Pragathi Praveena
Carnegie Mellon University
pragathi@cmu.edu
Bio
Pragathi Praveena is a Postdoctoral Fellow at the Robotics Institute at Carnegie Mellon University, where she contributes to the NSF AI-CARING Institute. Her research focuses on developing novel interactive systems that facilitate human-to-human communication and collaboration. Pragathi earned her Ph.D. in Computer Science from the University of Wisconsin-Madison, with her work supported by funding from the NSF and NASA. Her dissertation introduced a new paradigm for collaborative work through the development and evaluation of Periscope, a robotic camera system designed to enable remote, real-time collaboration on physical tasks between two people. Her work was nominated for Best Paper at HRI, and she was selected to be an HRI and RSS Pioneer. Prior to her doctoral studies, Pragathi was a researcher at the Xerox Research Center India and earned a B.Tech. in Electrical Engineering from the Indian Institute of Technology Madras.
Areas of Research
- Human-Computer Interaction
Robots for Teams: Facilitating Human-Human Collaboration through Intelligent Robotic Systems
I am interested in developing novel collaborative systems that leverage advancements in robotics and AI to facilitate human-human interactions. In my prior work, I developed and evaluated Periscope, a robotic camera system designed to enable an expert to provide real-time and remote guidance to a less experienced worker for procedural, physical tasks (e.g., wiring a car stereo). The remote expert views the workspace through a camera mounted on a robotic arm that is co-located with the worker. The dynamic robotic camera provides users with diverse and task-relevant views to facilitate shared awareness between the expert and the worker during the collaboration process.

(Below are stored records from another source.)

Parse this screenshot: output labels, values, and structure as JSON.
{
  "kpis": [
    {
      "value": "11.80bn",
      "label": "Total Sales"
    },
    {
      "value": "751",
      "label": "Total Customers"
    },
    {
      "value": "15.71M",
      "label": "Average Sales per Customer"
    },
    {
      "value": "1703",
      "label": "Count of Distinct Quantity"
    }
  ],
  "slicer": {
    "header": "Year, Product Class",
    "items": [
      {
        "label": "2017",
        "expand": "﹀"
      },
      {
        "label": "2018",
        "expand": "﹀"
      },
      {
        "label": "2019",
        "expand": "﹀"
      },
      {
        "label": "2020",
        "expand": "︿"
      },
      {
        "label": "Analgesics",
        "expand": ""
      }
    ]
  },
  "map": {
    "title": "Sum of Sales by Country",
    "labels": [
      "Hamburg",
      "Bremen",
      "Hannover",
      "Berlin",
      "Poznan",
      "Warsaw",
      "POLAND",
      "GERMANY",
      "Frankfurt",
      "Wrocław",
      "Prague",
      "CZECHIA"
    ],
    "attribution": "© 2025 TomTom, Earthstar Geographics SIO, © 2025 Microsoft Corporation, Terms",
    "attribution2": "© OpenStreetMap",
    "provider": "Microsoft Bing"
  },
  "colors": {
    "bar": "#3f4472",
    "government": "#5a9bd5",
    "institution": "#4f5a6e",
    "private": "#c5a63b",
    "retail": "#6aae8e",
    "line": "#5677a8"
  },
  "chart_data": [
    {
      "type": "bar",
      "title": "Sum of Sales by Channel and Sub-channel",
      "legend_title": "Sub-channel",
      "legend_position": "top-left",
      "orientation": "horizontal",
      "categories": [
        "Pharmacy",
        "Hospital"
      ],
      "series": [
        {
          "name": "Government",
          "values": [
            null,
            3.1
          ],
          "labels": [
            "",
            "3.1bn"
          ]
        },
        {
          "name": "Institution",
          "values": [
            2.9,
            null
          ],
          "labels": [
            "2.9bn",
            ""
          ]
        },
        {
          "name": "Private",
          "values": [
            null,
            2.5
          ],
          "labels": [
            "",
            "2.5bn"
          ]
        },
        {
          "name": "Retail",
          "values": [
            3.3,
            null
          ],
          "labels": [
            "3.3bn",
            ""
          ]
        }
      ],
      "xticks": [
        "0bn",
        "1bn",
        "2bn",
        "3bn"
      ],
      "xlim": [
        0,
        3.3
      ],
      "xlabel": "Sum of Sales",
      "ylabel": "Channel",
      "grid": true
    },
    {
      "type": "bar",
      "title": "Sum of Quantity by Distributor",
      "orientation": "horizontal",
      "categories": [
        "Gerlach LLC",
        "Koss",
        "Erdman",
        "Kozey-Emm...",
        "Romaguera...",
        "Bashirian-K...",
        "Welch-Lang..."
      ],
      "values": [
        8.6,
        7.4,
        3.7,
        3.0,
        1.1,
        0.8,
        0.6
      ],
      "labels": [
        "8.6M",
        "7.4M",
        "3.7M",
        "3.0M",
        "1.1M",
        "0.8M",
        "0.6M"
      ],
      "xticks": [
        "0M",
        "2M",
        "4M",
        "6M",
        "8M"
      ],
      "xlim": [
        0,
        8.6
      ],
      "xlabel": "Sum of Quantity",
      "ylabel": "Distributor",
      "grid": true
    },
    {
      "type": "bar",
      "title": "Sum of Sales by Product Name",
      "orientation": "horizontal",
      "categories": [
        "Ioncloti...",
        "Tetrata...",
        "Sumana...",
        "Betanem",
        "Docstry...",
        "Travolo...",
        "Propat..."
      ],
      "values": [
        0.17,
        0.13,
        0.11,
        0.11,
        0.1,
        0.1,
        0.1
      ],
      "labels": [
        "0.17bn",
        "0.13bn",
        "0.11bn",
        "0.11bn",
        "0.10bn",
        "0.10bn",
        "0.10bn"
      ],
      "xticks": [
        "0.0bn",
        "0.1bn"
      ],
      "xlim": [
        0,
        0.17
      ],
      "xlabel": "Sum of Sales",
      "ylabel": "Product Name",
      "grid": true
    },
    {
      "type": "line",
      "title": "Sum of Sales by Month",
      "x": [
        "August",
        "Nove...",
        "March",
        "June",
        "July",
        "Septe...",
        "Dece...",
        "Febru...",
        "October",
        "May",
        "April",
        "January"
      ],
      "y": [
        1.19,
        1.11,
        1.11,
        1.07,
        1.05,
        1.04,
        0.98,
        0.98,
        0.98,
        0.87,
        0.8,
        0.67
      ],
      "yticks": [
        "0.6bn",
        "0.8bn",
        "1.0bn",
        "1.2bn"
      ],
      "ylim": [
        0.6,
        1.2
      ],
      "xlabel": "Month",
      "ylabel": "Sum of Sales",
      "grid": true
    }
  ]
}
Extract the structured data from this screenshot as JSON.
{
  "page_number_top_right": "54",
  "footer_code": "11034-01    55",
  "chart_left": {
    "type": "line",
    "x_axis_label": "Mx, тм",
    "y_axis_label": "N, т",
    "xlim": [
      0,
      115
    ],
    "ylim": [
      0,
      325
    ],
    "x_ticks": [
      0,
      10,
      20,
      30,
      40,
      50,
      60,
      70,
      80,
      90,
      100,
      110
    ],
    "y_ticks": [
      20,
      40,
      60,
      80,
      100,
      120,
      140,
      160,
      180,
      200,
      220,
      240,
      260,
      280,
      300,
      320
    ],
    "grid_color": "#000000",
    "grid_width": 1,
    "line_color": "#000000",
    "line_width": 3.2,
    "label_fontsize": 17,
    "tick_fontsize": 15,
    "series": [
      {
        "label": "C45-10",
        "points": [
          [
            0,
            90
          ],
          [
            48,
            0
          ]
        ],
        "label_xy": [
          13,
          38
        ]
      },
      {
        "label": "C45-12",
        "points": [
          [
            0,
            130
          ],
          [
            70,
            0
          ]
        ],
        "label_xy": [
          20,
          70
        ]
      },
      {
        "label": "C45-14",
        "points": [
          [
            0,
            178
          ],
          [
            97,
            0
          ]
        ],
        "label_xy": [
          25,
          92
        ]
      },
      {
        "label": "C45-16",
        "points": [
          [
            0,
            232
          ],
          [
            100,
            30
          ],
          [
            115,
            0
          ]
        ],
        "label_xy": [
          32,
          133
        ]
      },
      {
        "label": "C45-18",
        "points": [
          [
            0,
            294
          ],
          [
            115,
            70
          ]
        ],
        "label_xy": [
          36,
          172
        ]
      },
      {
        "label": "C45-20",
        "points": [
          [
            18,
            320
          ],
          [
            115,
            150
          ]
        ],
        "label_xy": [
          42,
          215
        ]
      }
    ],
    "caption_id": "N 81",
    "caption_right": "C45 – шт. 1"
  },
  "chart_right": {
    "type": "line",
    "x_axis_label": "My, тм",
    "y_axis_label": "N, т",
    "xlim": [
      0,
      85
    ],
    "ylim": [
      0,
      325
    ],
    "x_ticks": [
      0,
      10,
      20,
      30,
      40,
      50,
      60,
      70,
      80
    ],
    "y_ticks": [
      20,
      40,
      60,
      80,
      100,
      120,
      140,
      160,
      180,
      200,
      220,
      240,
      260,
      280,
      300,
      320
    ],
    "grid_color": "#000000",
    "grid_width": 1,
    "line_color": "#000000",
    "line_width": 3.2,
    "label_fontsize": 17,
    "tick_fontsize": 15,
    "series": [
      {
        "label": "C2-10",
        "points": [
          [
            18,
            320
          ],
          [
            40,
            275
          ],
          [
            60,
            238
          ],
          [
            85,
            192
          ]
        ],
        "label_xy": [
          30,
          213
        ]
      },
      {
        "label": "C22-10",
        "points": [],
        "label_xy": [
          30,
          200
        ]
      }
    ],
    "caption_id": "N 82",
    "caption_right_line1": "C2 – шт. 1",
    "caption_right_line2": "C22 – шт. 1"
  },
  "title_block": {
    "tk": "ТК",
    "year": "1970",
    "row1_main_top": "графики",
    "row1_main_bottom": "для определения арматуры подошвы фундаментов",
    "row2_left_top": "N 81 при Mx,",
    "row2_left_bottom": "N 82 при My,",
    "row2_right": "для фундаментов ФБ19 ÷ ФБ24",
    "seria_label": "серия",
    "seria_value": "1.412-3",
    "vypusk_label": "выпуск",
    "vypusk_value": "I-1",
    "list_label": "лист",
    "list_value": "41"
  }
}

In collaboration with Boeing, I explored the application of the system in facilitating remote workforce training in manufacturing environments. A key innovation in Periscope is the shared camera control approach, where control of the camera is dynamically distributed among the worker, the expert, and the robot based on task needs. This approach allows users to maintain their desired level of control without overwhelming them with the complexities associated with the advanced capabilities of robotic arm platforms. Through my work on Periscope, I gained insights into the unique challenges of developing collaborative systems, particularly due to the complex nature of group interactions. These systems must be designed to enable multiple users to achieve collective goals while accommodating their diverse and sometimes conflicting individual goals. Additionally, the integration of artificially intelligent agents into such systems introduces a new layer of complexity to human-human interactions. The evaluations of Periscope highlighted the potential of shared camera control to address these challenges but also revealed the need for more nuanced policies to accommodate various social dynamics, such as familiarity and hierarchical structures within the group, which may evolve over time and may be reshaped by the use of the system.